MPN_136 represents a potential target for novel antimicrobial strategies against M. pneumoniae due to several favorable characteristics:

• Essential Function: As a component of ABC transporters involved in nutrient acquisition, MPN_136 likely plays an essential role in bacterial survival.

• Surface Accessibility: As a membrane protein, portions of MPN_136 may be accessible to drugs without requiring cellular penetration.

• Structural Uniqueness: Differences between bacterial and human ABC transporters can be exploited to achieve selective targeting.

Potential antimicrobial approaches include:

• Small Molecule Inhibitors: Compounds that block the substrate-binding site or interfere with conformational changes during transport.

• Peptide Inhibitors: Designed peptides that disrupt essential protein-protein interactions within the ABC transporter complex.

• Antibody-Based Approaches: If portions of MPN_136 are surface-exposed, antibodies could be developed to inhibit transport function or mark cells for immune clearance.

Research has identified several ABC transporter proteins in Mycoplasma species that could serve as useful targets for the control of infections .

What CRISPR-based strategies can be employed to study MPN_136 function in Mycoplasma pneumoniae?

While genetic manipulation of Mycoplasma species has historically been challenging, CRISPR-Cas systems have opened new possibilities:

• Gene Knockout: CRISPR-Cas9 can be adapted to create precise deletions or disruptions of the MPN_136 gene to study loss-of-function phenotypes.

• CRISPRi: CRISPR interference using catalytically inactive Cas9 (dCas9) can be employed for gene repression without genome editing, allowing for tunable and reversible knockdown of MPN_136 expression.

• Base Editing: CRISPR base editors can introduce specific point mutations to study structure-function relationships in MPN_136 without double-strand breaks.
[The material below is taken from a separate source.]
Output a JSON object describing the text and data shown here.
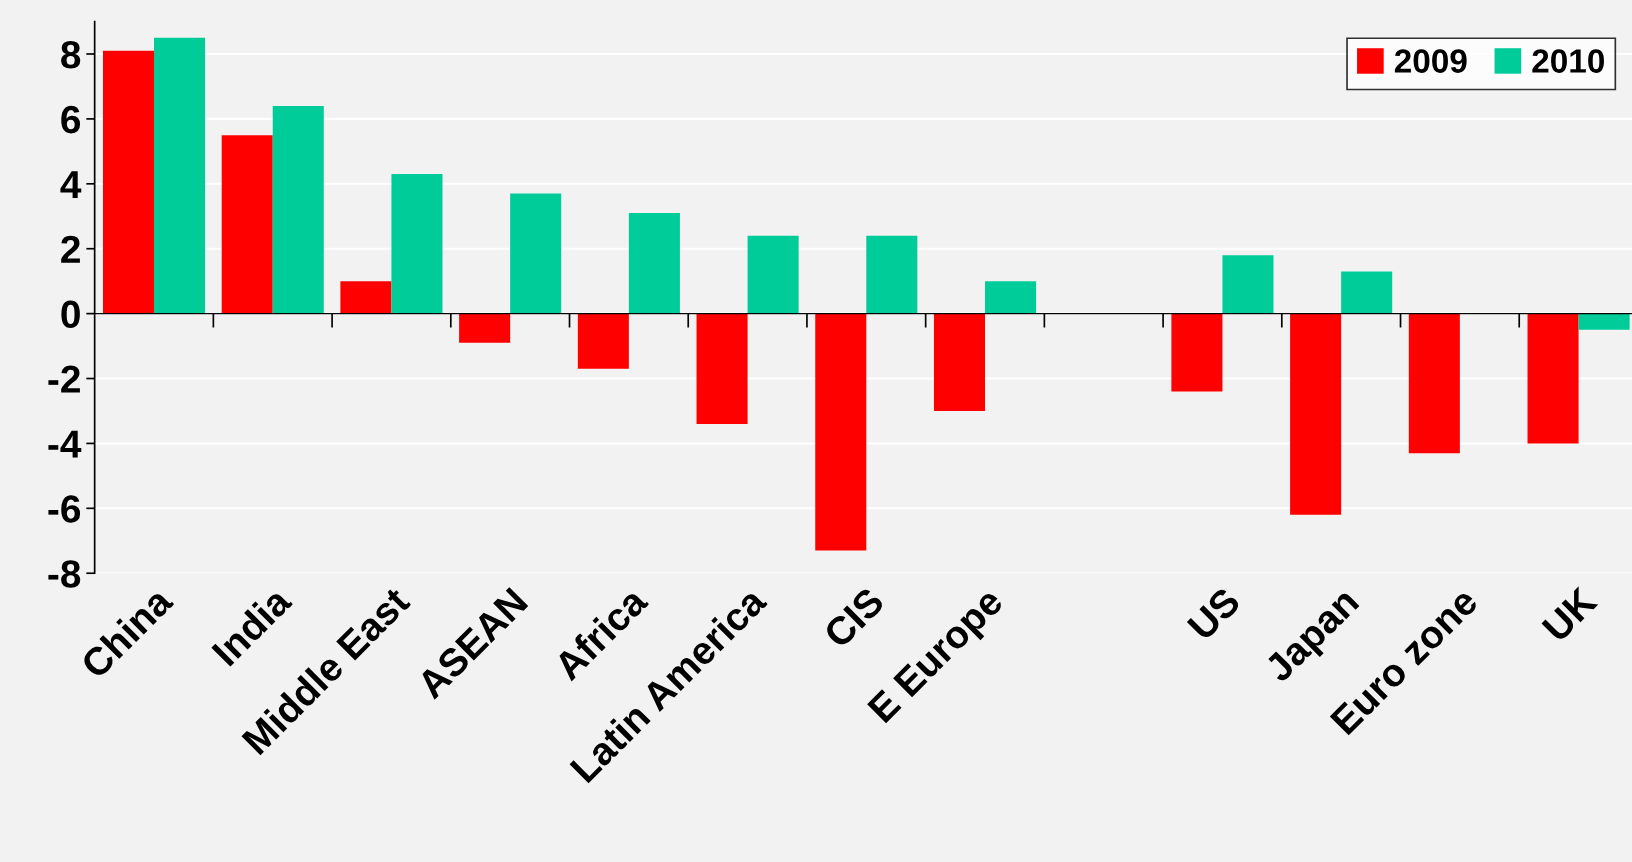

• Gene Tagging: CRISPR systems can facilitate the insertion of epitope tags or fluorescent proteins to track MPN_136 localization and dynamics.

Implementation requires optimization for the high AT content and unique genetic features of Mycoplasma genomes, but successful CRISPR-based manipulation would significantly advance the understanding of MPN_136 function in its native context.

How might single-molecule techniques advance our understanding of MPN_136 transport mechanisms?

Single-molecule approaches offer unprecedented insights into the dynamics and heterogeneity of membrane transport processes:

• Single-Molecule FRET (smFRET): By labeling strategic sites in MPN_136 with FRET pairs, researchers can monitor conformational changes during the transport cycle in real-time.

• Single-Molecule Force Spectroscopy: Techniques like atomic force microscopy (AFM) can measure the forces involved in substrate binding and translocation through MPN_136.

• Total Internal Reflection Fluorescence (TIRF) Microscopy: This can be used to visualize individual transport events in reconstituted systems, providing insights into transport kinetics and heterogeneity.

• Nanodiscs and Lipid Bilayer Electrophysiology: These approaches allow for electrical recording of individual transport events through single MPN_136-containing complexes.

These methods can reveal transient intermediates and rare events that are obscured in ensemble measurements, potentially resolving long-standing questions about the coupling mechanism between ATP hydrolysis and substrate translocation in ABC transporters.